Set propagate_headers: true in the request body when creating a workflow execution.

POST /v1/workflows/{workflow_id}/executions
Content-Type: application/json
X-Tenant-ID: my-tenant
X-Correlation-ID: req-abc-123

{
"user_input": "Run the code review pipeline",
"propagate_headers": true
}

With Workflow Resume

Pass propagate_headers as a query parameter when resuming an interrupted workflow execution.

PUT /v1/workflows/{workflow_id}/executions/{execution_id}/resume?propagate_headers=true
Content-Type: application/json
X-Tenant-ID: my-tenant

Security: Header Filtering

Not all X-* headers are forwarded. CodeMie applies a blocklist to prevent propagation of sensitive credentials and internal tokens.

Default Blocked Headers (case-insensitive):

HeaderReason
AuthorizationBearer tokens, Basic auth
CookieSession cookies
Set-CookieSession cookies
X-Api-KeyAPI key credentials
X-Auth-TokenAuthentication tokens
X-Internal-SecretInternal service secrets
X-Internal-TokenInternal service tokens
Important

Administrators can customize the blocklist via the MCP_BLOCKED_HEADERS environment variable. See the API Configuration Guide for details.

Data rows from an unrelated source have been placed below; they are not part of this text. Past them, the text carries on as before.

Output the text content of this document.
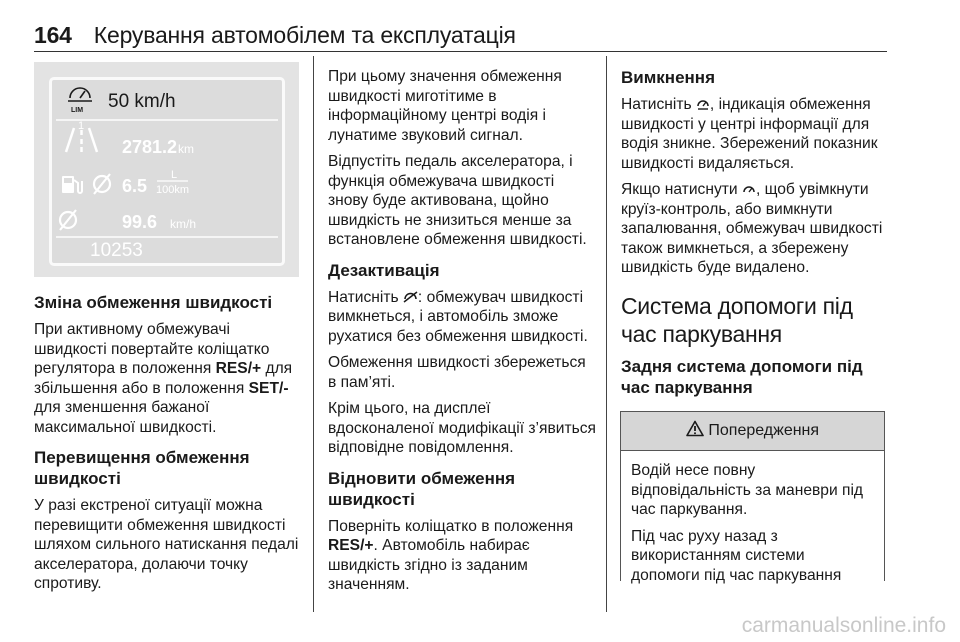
164 Керування автомобілем та експлуатація
LIM 50 km/h
1
2781.2 km
6.5
L
100km
99.6 km/h
10253
Зміна обмеження швидкості

При активному обмежувачі швидкості повертайте коліщатко регулятора в положення RES/+ для збільшення або в положення SET/- для зменшення бажаної максимальної швидкості.

Перевищення обмеження швидкості

У разі екстреної ситуації можна перевищити обмеження швидкості шляхом сильного натискання педалі акселератора, долаючи точку спротиву.

При цьому значення обмеження швидкості миготітиме в інформаційному центрі водія і лунатиме звуковий сигнал.

Відпустіть педаль акселератора, і функція обмежувача швидкості знову буде активована, щойно швидкість не знизиться менше за встановлене обмеження швидкості.

Дезактивація

Натисніть : обмежувач швидкості вимкнеться, і автомобіль зможе рухатися без обмеження швидкості.

Обмеження швидкості збережеться в пам’яті.

Крім цього, на дисплеї вдосконаленої модифікації з’явиться відповідне повідомлення.

Відновити обмеження швидкості

Поверніть коліщатко в положення RES/+. Автомобіль набирає швидкість згідно із заданим значенням.

Вимкнення

Натисніть , індикація обмеження швидкості у центрі інформації для водія зникне. Збережений показник швидкості видаляється.

Якщо натиснути , щоб увімкнути круїз-контроль, або вимкнути запалювання, обмежувач швидкості також вимкнеться, а збережену швидкість буде видалено.

Система допомоги під час паркування
Задня система допомоги під час паркування
Попередження

Водій несе повну відповідальність за маневри під час паркування.

Під час руху назад з використанням системи допомоги під час паркування

carmanualsonline.info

Configuring MCP Servers to Receive Propagated Headers

To make use of propagated headers, your MCP server must be prepared to read them from the tool invocation context it receives from MCP-Connect.

HTTP MCP Servers

For HTTP-transport MCP servers, the propagated headers are delivered to the MCP-Connect bridge as part of the invocation request body under the request_headers field. MCP-Connect can be configured to forward them as HTTP headers to the upstream MCP server.

Example Configuration:

{
"name": "my-api-server",
"description": "Internal API MCP server",
"type": "streamable-http",
"url": "https://my-api-server.internal/mcp",
"headers": {
"Content-Type": "application/json",
"X-Service-Name": "codemie"
}
}

When propagate_headers: true is set on the request, the client-supplied headers (e.g., X-Tenant-ID, X-Correlation-ID) are passed alongside the static headers defined in the server config.

stdio MCP Servers

For command-based (stdio) MCP servers, the propagated headers are included in the invocation request body sent to MCP-Connect. How MCP-Connect delivers them to the stdio process depends on your MCP-Connect configuration (for example, via environment variables or standard input). Consult your MCP-Connect deployment documentation for details.

Common Use Cases

Multi-Tenant Context

Pass a tenant identifier so the MCP server can scope its responses to the correct tenant.

POST /v1/assistants/{assistant_id}/chat
X-Tenant-ID: acme-corp

{
"text": "Show me this week's deployment status",
"propagate_headers": true
}

The MCP server receives X-Tenant-ID: acme-corp and uses it to filter data for the acme-corp tenant.

Request Tracing

Propagate a correlation ID so that traces span from the SDK call all the way to the MCP server and back.

POST /v1/workflows/{workflow_id}/executions
X-Correlation-ID: trace-7f3a9b21
X-Request-Source: ci-pipeline

{
"user_input": "Run integration tests",
"propagate_headers": true
}

Forwarding User Identity

Pass end-user identity metadata when the MCP server needs to perform access control or audit logging on its side.

POST /v1/assistants/{assistant_id}/chat
X-End-User-ID: u-4892
X-End-User-Role: developer

{
"text": "Deploy to staging",
"propagate_headers": true
}
note

Do not pass raw auth tokens (e.g., X-Auth-Token) via header propagation — these are blocked by default. If the MCP server needs user authentication, configure it through the MCP server's integration_alias or env credentials instead.